Dos horas de caballo nos pusieron en Palencia, ciudad antigua y bella, admirablemente situada a orillas del Carrión, y famosa por su comercio de lanas. Nos alojamos en la mejor posada que había, y seguidamente fuí a visitar a uno de los principales comerciantes de la ciudad, para quien me había dado una recomendación mi banquero de Madrid. Dijéronme que el señor estaba durmiendo la siesta . «Entonces – pensé yo – lo mejor será hacer otro tanto», y me volví a la posada . Por la tarde repetí la visita, y vi al comerciante. Era un hombre bajo y corpulento, de unos treinta años; al pronto me recibió con cierta sequedad, pero no tardaron sus modales en dulcificarse, y a lo último no sabía ya cómo darme suficientes pruebas de su cortesía. Me presentó a un su hermano, recién llegado de Santander, persona inteligente en grado sumo, y que había vivido varios años en Inglaterra. Ambos se empeñaron en enseñarme la ciudad, como lo hicieron, paseándome por ella y por sus cercanías. Admiré sobre todo la catedral, edificio de estilo gótico primitivo, pero elegante y ligero. Mientras recorríamos sus naves laterales, los dulces rayos del sol poniente, al entrar por las ventanas arqueadas, iluminaban algunos hermosos cuadros de Murillo que adornan el sagrado edificio 18 18 Estos «cuadros de Murillo» son imaginarios, observa el editor U. R. Burke. . Desde la iglesia lleváronme mis amigos por un camino pintoresco a un batán de las afueras. Abundaban allí el agua y los árboles, pareciéndome los alrededores de Palencia uno de los lugares más agradables que hasta entonces había visto. Cansados de rodar de una parte a otra, fuimos a un café, donde me obsequiaron con dulces y chocolate. Tal fué la hospitalidad de mis amigos, sencilla y agradable, como hay mucha en España.

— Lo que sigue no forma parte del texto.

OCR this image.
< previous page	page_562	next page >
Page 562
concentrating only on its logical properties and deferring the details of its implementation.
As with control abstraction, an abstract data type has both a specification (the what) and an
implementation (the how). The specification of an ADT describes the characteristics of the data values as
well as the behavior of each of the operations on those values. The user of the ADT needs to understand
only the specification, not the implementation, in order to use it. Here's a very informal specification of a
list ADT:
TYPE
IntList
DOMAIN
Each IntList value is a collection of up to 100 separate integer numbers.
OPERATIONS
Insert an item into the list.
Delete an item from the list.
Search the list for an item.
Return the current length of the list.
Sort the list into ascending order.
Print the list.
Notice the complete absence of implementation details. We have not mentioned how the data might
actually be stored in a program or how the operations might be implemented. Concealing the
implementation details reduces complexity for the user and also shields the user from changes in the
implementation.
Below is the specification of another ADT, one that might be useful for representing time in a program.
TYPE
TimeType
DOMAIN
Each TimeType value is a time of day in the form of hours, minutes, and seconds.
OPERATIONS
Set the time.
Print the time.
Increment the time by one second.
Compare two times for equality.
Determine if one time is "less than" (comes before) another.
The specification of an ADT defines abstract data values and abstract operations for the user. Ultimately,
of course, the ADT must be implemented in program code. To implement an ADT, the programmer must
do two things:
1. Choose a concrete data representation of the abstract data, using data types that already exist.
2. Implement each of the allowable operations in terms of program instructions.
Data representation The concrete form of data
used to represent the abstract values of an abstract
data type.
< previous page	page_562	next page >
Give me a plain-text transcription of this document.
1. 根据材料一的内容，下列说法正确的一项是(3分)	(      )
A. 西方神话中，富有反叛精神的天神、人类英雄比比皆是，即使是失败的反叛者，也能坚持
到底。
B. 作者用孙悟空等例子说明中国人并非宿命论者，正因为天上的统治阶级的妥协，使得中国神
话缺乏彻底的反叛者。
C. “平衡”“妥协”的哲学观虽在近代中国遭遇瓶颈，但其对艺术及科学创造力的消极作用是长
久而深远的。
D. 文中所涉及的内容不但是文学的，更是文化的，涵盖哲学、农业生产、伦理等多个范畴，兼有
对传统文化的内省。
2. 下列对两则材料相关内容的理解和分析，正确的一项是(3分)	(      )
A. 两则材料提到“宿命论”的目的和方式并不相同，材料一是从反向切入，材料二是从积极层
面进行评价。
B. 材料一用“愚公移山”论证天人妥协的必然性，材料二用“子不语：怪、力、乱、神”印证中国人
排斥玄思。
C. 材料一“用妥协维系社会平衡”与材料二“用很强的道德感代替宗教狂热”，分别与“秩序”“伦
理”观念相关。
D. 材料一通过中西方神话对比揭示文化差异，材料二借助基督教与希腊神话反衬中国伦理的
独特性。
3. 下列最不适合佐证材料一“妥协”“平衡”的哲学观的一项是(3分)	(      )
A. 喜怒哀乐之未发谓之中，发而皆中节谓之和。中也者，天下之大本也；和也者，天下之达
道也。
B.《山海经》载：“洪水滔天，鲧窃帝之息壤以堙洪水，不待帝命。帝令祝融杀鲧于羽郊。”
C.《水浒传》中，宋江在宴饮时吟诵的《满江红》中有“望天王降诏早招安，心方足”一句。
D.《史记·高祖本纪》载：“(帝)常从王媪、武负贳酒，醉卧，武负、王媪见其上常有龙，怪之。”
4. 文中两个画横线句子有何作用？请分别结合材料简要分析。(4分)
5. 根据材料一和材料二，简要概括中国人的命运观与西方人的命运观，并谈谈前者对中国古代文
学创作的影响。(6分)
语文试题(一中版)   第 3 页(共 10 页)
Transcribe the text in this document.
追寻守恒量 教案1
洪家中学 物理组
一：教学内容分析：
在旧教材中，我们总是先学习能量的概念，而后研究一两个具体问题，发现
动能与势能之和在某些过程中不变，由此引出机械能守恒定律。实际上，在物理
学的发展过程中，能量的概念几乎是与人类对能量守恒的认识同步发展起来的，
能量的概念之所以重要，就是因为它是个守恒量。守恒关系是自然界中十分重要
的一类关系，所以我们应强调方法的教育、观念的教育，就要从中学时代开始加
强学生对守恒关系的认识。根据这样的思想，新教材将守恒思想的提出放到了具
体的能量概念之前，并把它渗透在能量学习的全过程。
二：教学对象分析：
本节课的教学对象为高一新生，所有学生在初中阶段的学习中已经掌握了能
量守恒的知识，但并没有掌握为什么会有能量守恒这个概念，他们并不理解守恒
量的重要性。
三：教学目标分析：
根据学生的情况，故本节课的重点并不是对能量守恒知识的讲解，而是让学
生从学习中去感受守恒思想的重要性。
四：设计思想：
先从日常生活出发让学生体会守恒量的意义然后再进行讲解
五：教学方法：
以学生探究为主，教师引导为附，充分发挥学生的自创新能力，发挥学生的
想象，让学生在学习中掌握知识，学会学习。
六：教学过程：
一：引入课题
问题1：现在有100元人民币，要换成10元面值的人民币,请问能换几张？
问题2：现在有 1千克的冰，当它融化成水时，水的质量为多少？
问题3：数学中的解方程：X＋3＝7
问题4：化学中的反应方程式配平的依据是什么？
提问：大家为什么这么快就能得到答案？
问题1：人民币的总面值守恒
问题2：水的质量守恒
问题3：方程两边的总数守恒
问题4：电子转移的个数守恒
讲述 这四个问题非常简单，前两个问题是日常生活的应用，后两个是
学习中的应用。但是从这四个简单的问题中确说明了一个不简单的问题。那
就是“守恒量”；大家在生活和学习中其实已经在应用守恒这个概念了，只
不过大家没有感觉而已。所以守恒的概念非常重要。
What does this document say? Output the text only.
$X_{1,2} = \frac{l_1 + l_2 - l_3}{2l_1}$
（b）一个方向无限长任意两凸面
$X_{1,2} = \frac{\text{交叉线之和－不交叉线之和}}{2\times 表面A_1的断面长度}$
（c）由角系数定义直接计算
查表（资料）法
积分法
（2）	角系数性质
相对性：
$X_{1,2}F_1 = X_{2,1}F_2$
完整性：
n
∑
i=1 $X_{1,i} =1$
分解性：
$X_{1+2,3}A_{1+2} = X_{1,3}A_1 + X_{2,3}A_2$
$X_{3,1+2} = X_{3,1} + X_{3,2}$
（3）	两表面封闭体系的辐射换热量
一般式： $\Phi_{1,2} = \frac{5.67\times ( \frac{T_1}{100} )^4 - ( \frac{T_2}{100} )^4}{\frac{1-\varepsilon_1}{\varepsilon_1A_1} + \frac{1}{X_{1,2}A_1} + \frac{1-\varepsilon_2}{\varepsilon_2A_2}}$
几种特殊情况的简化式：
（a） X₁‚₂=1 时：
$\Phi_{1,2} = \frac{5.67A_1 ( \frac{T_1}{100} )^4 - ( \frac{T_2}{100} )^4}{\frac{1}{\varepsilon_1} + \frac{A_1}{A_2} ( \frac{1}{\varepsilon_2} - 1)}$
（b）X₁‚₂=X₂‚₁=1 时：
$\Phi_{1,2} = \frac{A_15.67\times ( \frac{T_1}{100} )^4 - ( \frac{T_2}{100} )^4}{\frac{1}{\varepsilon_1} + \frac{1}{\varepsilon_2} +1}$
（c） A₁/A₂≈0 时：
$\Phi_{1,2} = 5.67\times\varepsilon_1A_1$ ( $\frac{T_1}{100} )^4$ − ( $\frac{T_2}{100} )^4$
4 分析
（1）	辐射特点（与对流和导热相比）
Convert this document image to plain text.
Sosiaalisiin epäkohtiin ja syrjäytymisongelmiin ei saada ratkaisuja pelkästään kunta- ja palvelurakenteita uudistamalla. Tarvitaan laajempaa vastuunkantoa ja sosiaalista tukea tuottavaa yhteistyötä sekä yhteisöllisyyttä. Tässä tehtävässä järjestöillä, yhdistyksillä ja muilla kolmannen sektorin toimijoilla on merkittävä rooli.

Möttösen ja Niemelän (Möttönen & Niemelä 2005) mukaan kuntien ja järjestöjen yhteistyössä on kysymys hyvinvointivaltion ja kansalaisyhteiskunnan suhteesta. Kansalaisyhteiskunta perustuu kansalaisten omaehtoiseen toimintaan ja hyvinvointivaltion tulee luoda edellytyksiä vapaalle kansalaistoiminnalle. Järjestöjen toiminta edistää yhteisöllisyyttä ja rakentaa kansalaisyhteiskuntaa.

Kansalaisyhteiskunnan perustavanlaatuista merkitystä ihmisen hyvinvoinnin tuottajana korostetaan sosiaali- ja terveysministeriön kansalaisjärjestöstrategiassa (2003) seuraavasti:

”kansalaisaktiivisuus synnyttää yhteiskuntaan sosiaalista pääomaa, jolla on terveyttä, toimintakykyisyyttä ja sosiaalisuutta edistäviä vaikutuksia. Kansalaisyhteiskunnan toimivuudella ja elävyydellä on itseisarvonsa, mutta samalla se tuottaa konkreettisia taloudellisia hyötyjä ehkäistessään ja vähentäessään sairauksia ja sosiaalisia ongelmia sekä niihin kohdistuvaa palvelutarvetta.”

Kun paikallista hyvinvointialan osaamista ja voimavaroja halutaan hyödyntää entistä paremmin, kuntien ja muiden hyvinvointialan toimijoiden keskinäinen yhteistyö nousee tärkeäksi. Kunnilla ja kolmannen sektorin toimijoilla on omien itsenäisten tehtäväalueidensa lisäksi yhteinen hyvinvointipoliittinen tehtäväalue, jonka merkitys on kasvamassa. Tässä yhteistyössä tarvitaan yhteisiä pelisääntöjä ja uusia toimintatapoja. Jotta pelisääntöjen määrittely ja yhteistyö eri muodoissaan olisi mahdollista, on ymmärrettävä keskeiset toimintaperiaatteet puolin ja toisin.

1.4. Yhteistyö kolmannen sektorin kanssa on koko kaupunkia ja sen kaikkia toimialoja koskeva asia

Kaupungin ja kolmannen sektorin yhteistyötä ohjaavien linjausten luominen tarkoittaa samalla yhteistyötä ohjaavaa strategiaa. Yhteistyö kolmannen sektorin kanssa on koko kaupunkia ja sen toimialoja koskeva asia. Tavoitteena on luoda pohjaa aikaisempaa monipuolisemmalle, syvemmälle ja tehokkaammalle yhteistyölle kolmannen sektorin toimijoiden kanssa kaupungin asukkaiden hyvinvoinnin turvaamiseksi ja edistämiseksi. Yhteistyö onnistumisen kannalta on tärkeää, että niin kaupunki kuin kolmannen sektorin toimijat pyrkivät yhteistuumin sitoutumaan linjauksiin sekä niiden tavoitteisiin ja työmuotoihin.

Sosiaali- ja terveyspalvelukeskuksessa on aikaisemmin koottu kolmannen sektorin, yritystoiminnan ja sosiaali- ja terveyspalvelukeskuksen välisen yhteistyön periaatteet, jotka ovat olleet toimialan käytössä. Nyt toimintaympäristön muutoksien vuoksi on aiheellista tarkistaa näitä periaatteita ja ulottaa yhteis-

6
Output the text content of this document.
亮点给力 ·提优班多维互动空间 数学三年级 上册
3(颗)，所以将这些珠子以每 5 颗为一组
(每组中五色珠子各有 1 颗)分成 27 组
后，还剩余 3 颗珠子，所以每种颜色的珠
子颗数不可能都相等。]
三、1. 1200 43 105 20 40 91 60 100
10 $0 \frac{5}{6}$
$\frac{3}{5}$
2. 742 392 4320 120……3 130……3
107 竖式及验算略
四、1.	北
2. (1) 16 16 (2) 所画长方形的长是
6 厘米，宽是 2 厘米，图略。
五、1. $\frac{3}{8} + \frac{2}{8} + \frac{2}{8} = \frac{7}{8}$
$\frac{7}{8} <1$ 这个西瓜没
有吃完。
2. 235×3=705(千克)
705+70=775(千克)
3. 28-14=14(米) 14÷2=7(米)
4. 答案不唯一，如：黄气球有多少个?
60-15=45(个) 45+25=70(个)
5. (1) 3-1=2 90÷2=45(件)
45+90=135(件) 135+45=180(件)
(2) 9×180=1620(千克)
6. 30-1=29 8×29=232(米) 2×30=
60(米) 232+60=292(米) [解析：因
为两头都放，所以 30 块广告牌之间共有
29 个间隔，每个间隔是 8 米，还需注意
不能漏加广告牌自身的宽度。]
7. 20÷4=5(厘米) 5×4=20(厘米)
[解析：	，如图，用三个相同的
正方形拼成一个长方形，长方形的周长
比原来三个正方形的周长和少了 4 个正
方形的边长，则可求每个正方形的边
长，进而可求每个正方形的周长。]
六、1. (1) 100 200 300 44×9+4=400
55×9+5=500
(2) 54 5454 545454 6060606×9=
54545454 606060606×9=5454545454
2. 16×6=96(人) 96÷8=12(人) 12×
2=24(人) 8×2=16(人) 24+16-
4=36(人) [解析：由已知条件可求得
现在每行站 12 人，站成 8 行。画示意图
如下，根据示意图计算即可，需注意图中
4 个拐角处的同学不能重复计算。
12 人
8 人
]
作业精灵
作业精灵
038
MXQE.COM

Al siguiente día proseguimos el viaje, triste en su mayor parte, a través de áridas y desoladas llanuras, con algunos pueblos y ciudades esparcidos aquí y allá, pueblos silenciosos, melancólicos, distantes unos de otros dos o tres leguas. Hacia el mediodía percibimos a lo lejos, entre brumas, una inmensa cadena de montañas, límite septentrional de Castilla; pero el día se nubló y obscureció, y las perdimos de vista. Un viento sonoro comenzó a soplar con violencia en las desoladas llanuras, arrojándonos al rostro nubes de polvo; los pocos rayos de sol que traspasaban las nubes eran candentes, inflamados. Iba yo muy cansado del viaje, y cuando a eso de las cuatro llegamos a X 19 19 Posiblemente Cisneros o Calzada. (Nota del editor Burke.) , pueblo grande, a mitad de camino entre Palencia y León, resolví pasar allí la noche. Pocos lugares habré visto en mi vida tan desolados como aquel pueblo. Las casas, grandes en su mayoría, tenían muros de barro, como los pajares. En toda la sinuosa y larga calle por donde entramos, no vimos alma viviente a quien preguntar por la venta o posada ; al cabo, en un extremo de la plaza, al fondo, descubrimos dos bultos negros parados junto a una puerta, e interrogándolos supimos ser aquella la casa que buscábamos. Extraño era el aspecto de los dos seres, que parecían los genios del lugar. El uno, pequeño y delgado, de unos cincuenta años, tenía las facciones pronunciadas y aviesas. Vestía una holgada casaca negra de largos faldones, calzón también negro y gruesas medias de estambre del mismo color. Hubiérale tomado desde luego por un eclesiástico, a no ser por su sombrero, pequeña castora abollada, nada clerical ciertamente. Su acompañante era de corta estatura y mucho más joven. Vestía de análogo modo, salvo que llevaba una capa azul obscuro. Empuñaban sendos bastones, y, sin alejarse de la puerta, tan pronto entraban como salían, mirando a veces al camino, como si aguardasen a alguien.